Cumin Spiced Venison with handmade noodles, chilli pepper sauce & Seasonal Leaves
26 September 2017
Category
Main
Serves
4
Preperation Time
40 minutes
Cooking Time
10 minutes
Ingredients
4 venison haunch
15g garam masala
3ml soy sauce
5g cornflour
3ml dark soy sauce
4 garlic cloves finely diced
10g ginger
grated
1 chilli sliced on the diagonal
30ml rice wine
30ml light soy sauce
2g light brown sugar
For the noodles:190g plain flour and 85g water
Instructions
1For the venison:,Trim any excess fat off the venison rump,Then mix all the ingredients for the venison to create a marinade. The longer you leave the rump marinating the more flavour you will have.
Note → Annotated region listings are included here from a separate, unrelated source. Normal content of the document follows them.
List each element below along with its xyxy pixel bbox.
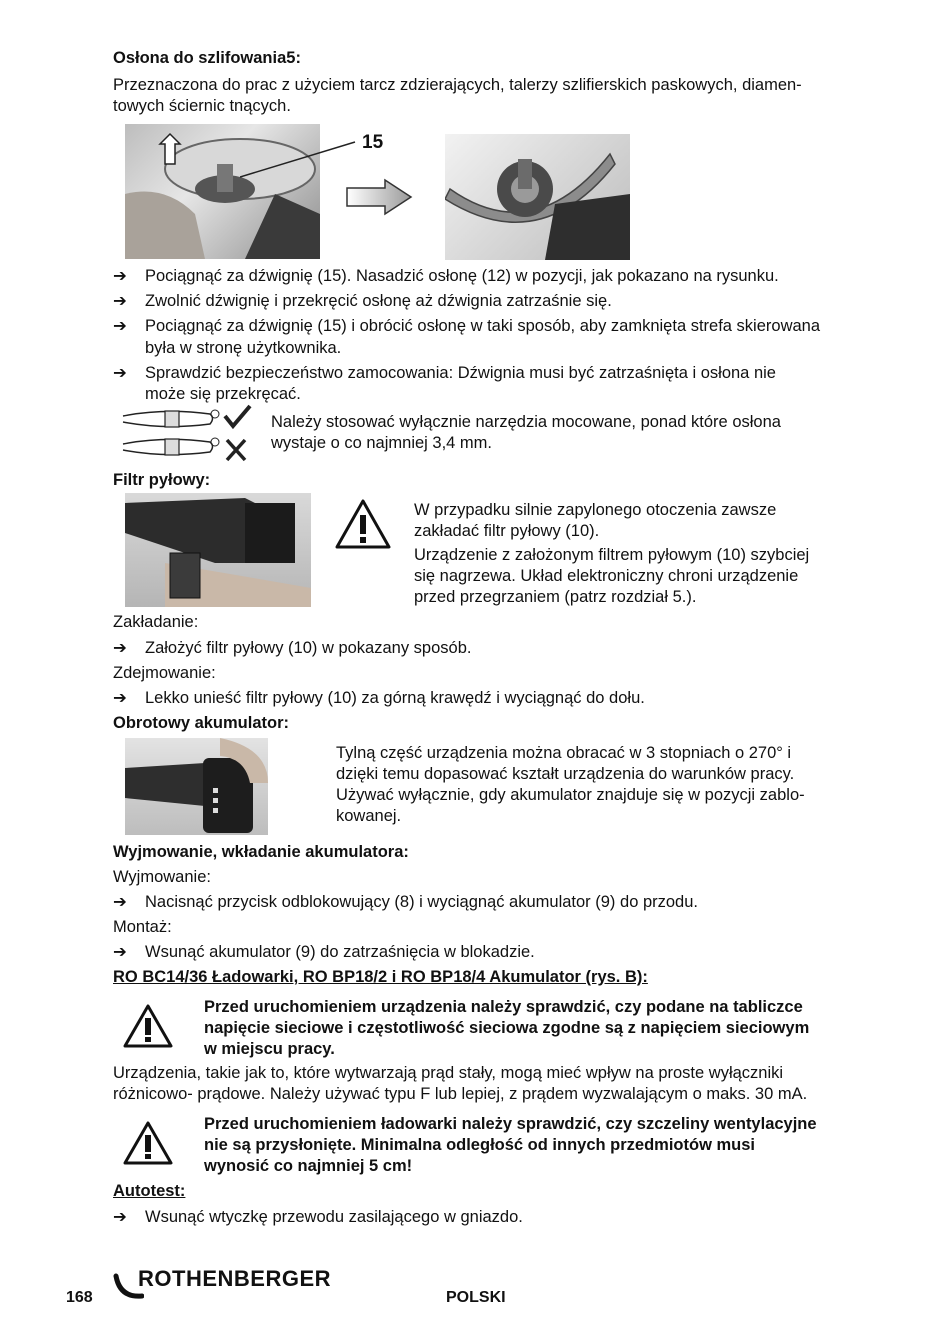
warning-triangle-icon xyxy=(334,498,392,550)
section-heading-battery: Wyjmowanie, wkładanie akumulatora: xyxy=(113,843,409,861)
list-item-continuation: może się przekręcać. xyxy=(145,385,301,403)
section-heading-autotest: Autotest: xyxy=(113,1182,186,1200)
list-item: ➔ Wsunąć wtyczkę przewodu zasilającego w gniazdo. xyxy=(113,1208,523,1226)
callout-line xyxy=(240,132,370,182)
bullet-arrow-icon: ➔ xyxy=(113,893,127,911)
tool-note-line2: wystaje o co najmniej 3,4 mm. xyxy=(271,434,493,452)
section-heading-filter: Filtr pyłowy: xyxy=(113,471,211,489)
bullet-arrow-icon: ➔ xyxy=(113,364,127,382)
rotating-text-line1: Tylną część urządzenia można obracać w 3 stopniach o 270° i xyxy=(336,744,792,762)
page-number: 168 xyxy=(66,1289,93,1306)
filter-warning-line1: W przypadku silnie zapylonego otoczenia zawsze xyxy=(414,501,777,519)
filter-info-line1: Urządzenie z założonym filtrem pyłowym (10) szybciej xyxy=(414,546,810,564)
charger-warning1-line1: Przed uruchomieniem urządzenia należy sprawdzić, czy podane na tabliczce xyxy=(204,998,803,1016)
tool-wrong-diagram xyxy=(123,438,219,455)
list-item: ➔ Założyć filtr pyłowy (10) w pokazany sposób. xyxy=(113,639,472,657)
dust-filter-illustration xyxy=(125,493,311,607)
check-icon xyxy=(225,406,250,426)
warning-triangle-icon xyxy=(122,1120,174,1166)
shield-mount-photo-right xyxy=(445,134,630,260)
warning-triangle-icon xyxy=(122,1003,174,1049)
bullet-arrow-icon: ➔ xyxy=(113,292,127,310)
section-heading-charger: RO BC14/36 Ładowarki, RO BP18/2 i RO BP18/4 Akumulator (rys. B): xyxy=(113,968,648,986)
charger-warning2-line3: wynosić co najmniej 5 cm! xyxy=(204,1157,413,1175)
rotating-text-line3: Używać wyłącznie, gdy akumulator znajduje się w pozycji zablo- xyxy=(336,786,805,804)
cross-icon xyxy=(227,440,245,460)
list-item: ➔ Sprawdzić bezpieczeństwo zamocowania: Dźwignia musi być zatrzaśnięta i osłona nie xyxy=(113,364,776,382)
list-item: ➔ Pociągnąć za dźwignię (15) i obrócić osłonę w taki sposób, aby zamknięta strefa skierowana xyxy=(113,317,821,335)
shield-intro-line1: Przeznaczona do prac z użyciem tarcz zdzierających, talerzy szlifierskich paskowych, diamen- xyxy=(113,76,802,94)
rotating-text-line2: dzięki temu dopasować kształt urządzenia do warunków pracy. xyxy=(336,765,795,783)
battery-mount-label: Montaż: xyxy=(113,918,172,936)
dust-filter-photo xyxy=(125,493,311,607)
list-item: ➔ Wsunąć akumulator (9) do zatrzaśnięcia w blokadzie. xyxy=(113,943,535,961)
callout-number: 15 xyxy=(362,132,384,153)
bullet-arrow-icon: ➔ xyxy=(113,639,127,657)
bullet-arrow-icon: ➔ xyxy=(113,943,127,961)
tool-correct-diagram xyxy=(123,410,219,427)
charger-warning2-line2: nie są przysłonięte. Minimalna odległość od innych przedmiotów musi xyxy=(204,1136,756,1154)
bullet-arrow-icon: ➔ xyxy=(113,267,127,285)
right-arrow-icon xyxy=(345,178,413,216)
list-item: ➔ Nacisnąć przycisk odblokowujący (8) i wyciągnąć akumulator (9) do przodu. xyxy=(113,893,698,911)
charger-paragraph-line1: Urządzenia, takie jak to, które wytwarzają prąd stały, mogą mieć wpływ na proste wyłączniki xyxy=(113,1064,784,1082)
shield-intro-line2: towych ściernic tnących. xyxy=(113,97,291,115)
rotating-battery-photo xyxy=(125,738,268,835)
charger-warning2-line1: Przed uruchomieniem ładowarki należy sprawdzić, czy szczeliny wentylacyjne xyxy=(204,1115,817,1133)
brand-logo: ROTHENBERGER xyxy=(138,1266,332,1291)
battery-remove-label: Wyjmowanie: xyxy=(113,868,211,886)
rotating-battery-illustration xyxy=(125,738,268,835)
filter-info-line3: przed przegrzaniem (patrz rozdział 5.). xyxy=(414,588,697,606)
list-item-continuation: była w stronę użytkownika. xyxy=(145,339,342,357)
list-item: ➔ Pociągnąć za dźwignię (15). Nasadzić osłonę (12) w pozycji, jak pokazano na rysunku. xyxy=(113,267,779,285)
filter-mount-label: Zakładanie: xyxy=(113,613,199,631)
rotating-text-line4: kowanej. xyxy=(336,807,402,825)
list-item: ➔ Lekko unieść filtr pyłowy (10) za górną krawędź i wyciągnąć do dołu. xyxy=(113,689,645,707)
footer-language: POLSKI xyxy=(446,1289,506,1306)
bullet-arrow-icon: ➔ xyxy=(113,689,127,707)
grinder-guard-illustration xyxy=(445,134,630,260)
bullet-arrow-icon: ➔ xyxy=(113,317,127,335)
filter-warning-line2: zakładać filtr pyłowy (10). xyxy=(414,522,600,540)
tool-fit-diagram xyxy=(115,404,255,466)
charger-warning1-line3: w miejscu pracy. xyxy=(204,1040,335,1058)
filter-remove-label: Zdejmowanie: xyxy=(113,664,216,682)
list-item: ➔ Zwolnić dźwignię i przekręcić osłonę aż dźwignia zatrzaśnie się. xyxy=(113,292,612,310)
filter-info-line2: się nagrzewa. Układ elektroniczny chroni urządzenie xyxy=(414,567,799,585)
section-heading-shield: Osłona do szlifowania5: xyxy=(113,49,301,67)
section-heading-rotating: Obrotowy akumulator: xyxy=(113,714,290,732)
tool-note-line1: Należy stosować wyłącznie narzędzia mocowane, ponad które osłona xyxy=(271,413,781,431)
charger-paragraph-line2: różnicowo- prądowe. Należy używać typu F lub lepiej, z prądem wyzwalającym o maks. 30 mA. xyxy=(113,1085,808,1103)
bullet-arrow-icon: ➔ xyxy=(113,1208,127,1226)
charger-warning1-line2: napięcie sieciowe i częstotliwość sieciowa zgodne są z napięciem sieciowym xyxy=(204,1019,810,1037)
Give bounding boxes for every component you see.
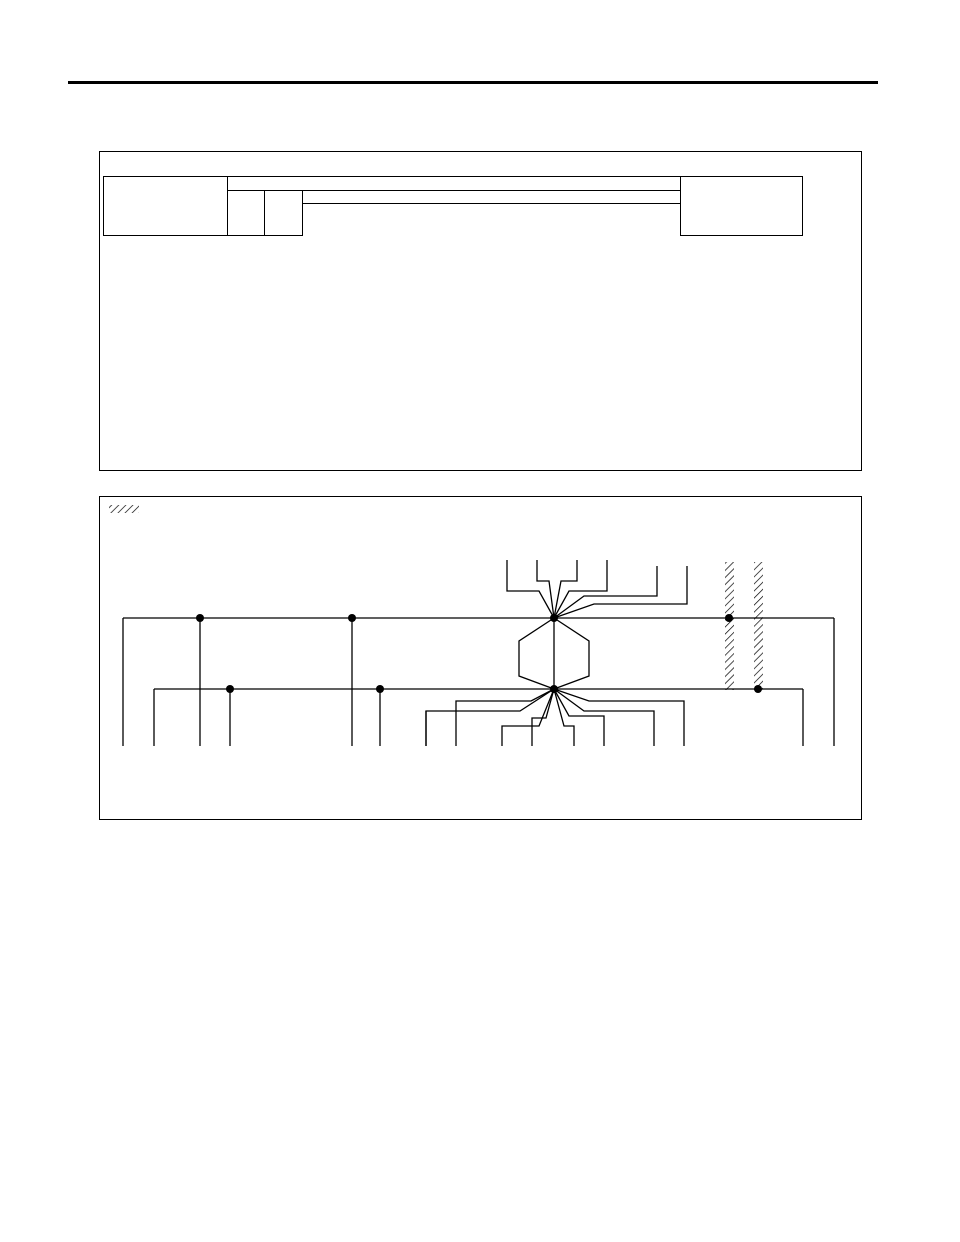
abs-hatched-line-1 bbox=[725, 562, 734, 690]
checkmark-layer bbox=[0, 0, 960, 500]
abs-hatched-line-2 bbox=[754, 562, 763, 690]
can-wiring-diagram bbox=[99, 496, 862, 820]
hatch-legend-swatch bbox=[109, 505, 139, 513]
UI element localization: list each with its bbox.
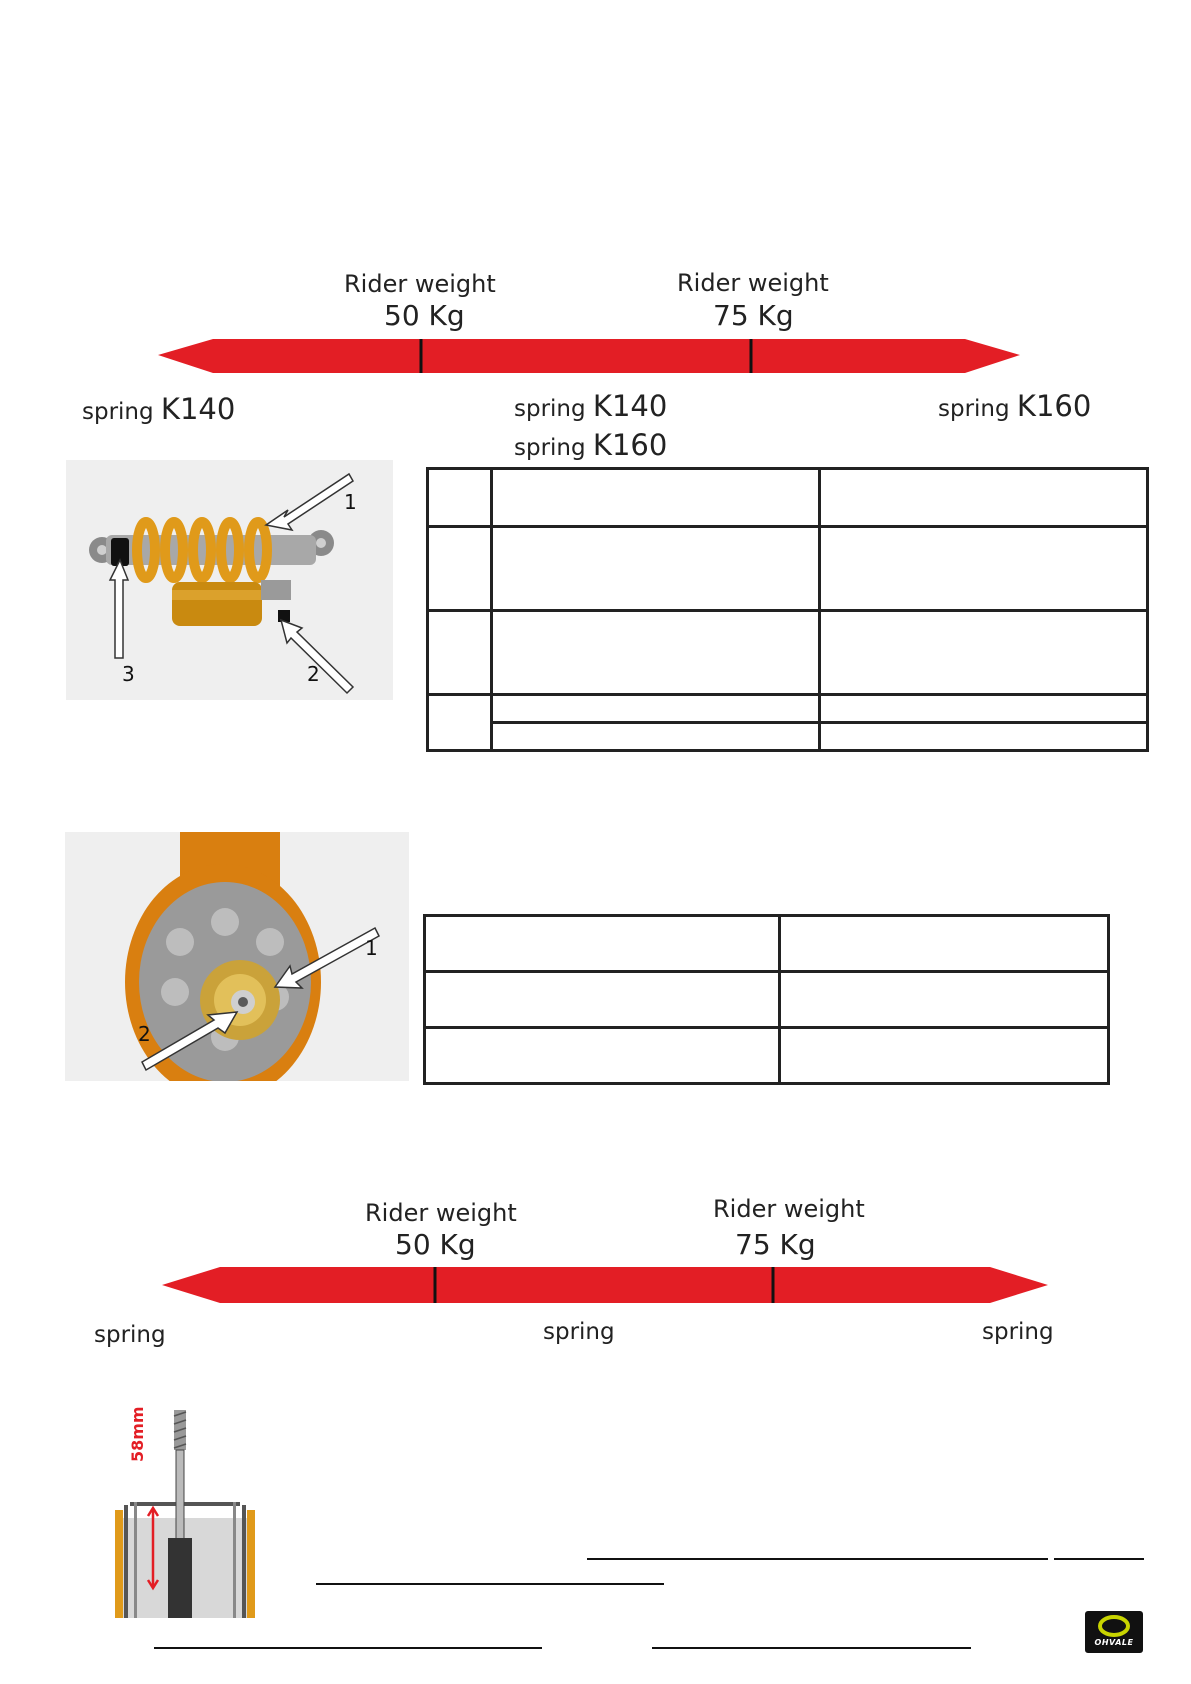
blank-field-line-5 [652,1647,971,1649]
ohvale-logo [1085,1611,1143,1653]
rider-weight-label-2: Rider weight [677,269,829,297]
rider-weight-value-1: 50 Kg [384,299,465,332]
fork-cap-image [65,832,409,1081]
table-cell [428,469,492,527]
table-row [425,916,1109,972]
shock-callout-2: 2 [307,662,320,686]
table-cell [425,1028,780,1084]
scale-bar-shape [158,339,1020,373]
table-cell [492,469,820,527]
shock-adjustment-table [426,467,1149,752]
spring-label-center-1: spring K140 [514,389,668,423]
rider-weight-value-3: 50 Kg [395,1228,476,1261]
spring-label-right: spring K160 [938,389,1092,423]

But leave it to marinate for at least 30 minutes
2Put the venison in the fridge until you need to cook it
3For the noodles:,Mix the flour and water together until it forms a dough, knead the dough for about 3-4 minutes then wrap in cling film and place in the fridge for 15 minutes to firm up,Once the dough has become firm roll it out on plenty of flour to a shape that resembles a pita bread
4Set up a pasta roller (it's cheating but it’s easier!) and roll the noodles working your way through the grades slowly until you have them nice and thin
5Once you have the desired thickness dust plenty of flour on the noodles and fold it over itself so it is a rectangle
6Take a big chef’s knife or cleaver and slice off noodle shapes from the rectangles dusting in flour when you have cut them
7To cook the noodles place them in boiling salted water until they float to the top
8For the chilli pepper sauce:,Take the ingredients of Part A and mix to form a chunky paste ready to fry off when you want to create the dish
9Take the ingredients for Part B and mix together to make the final seasoning of this dish.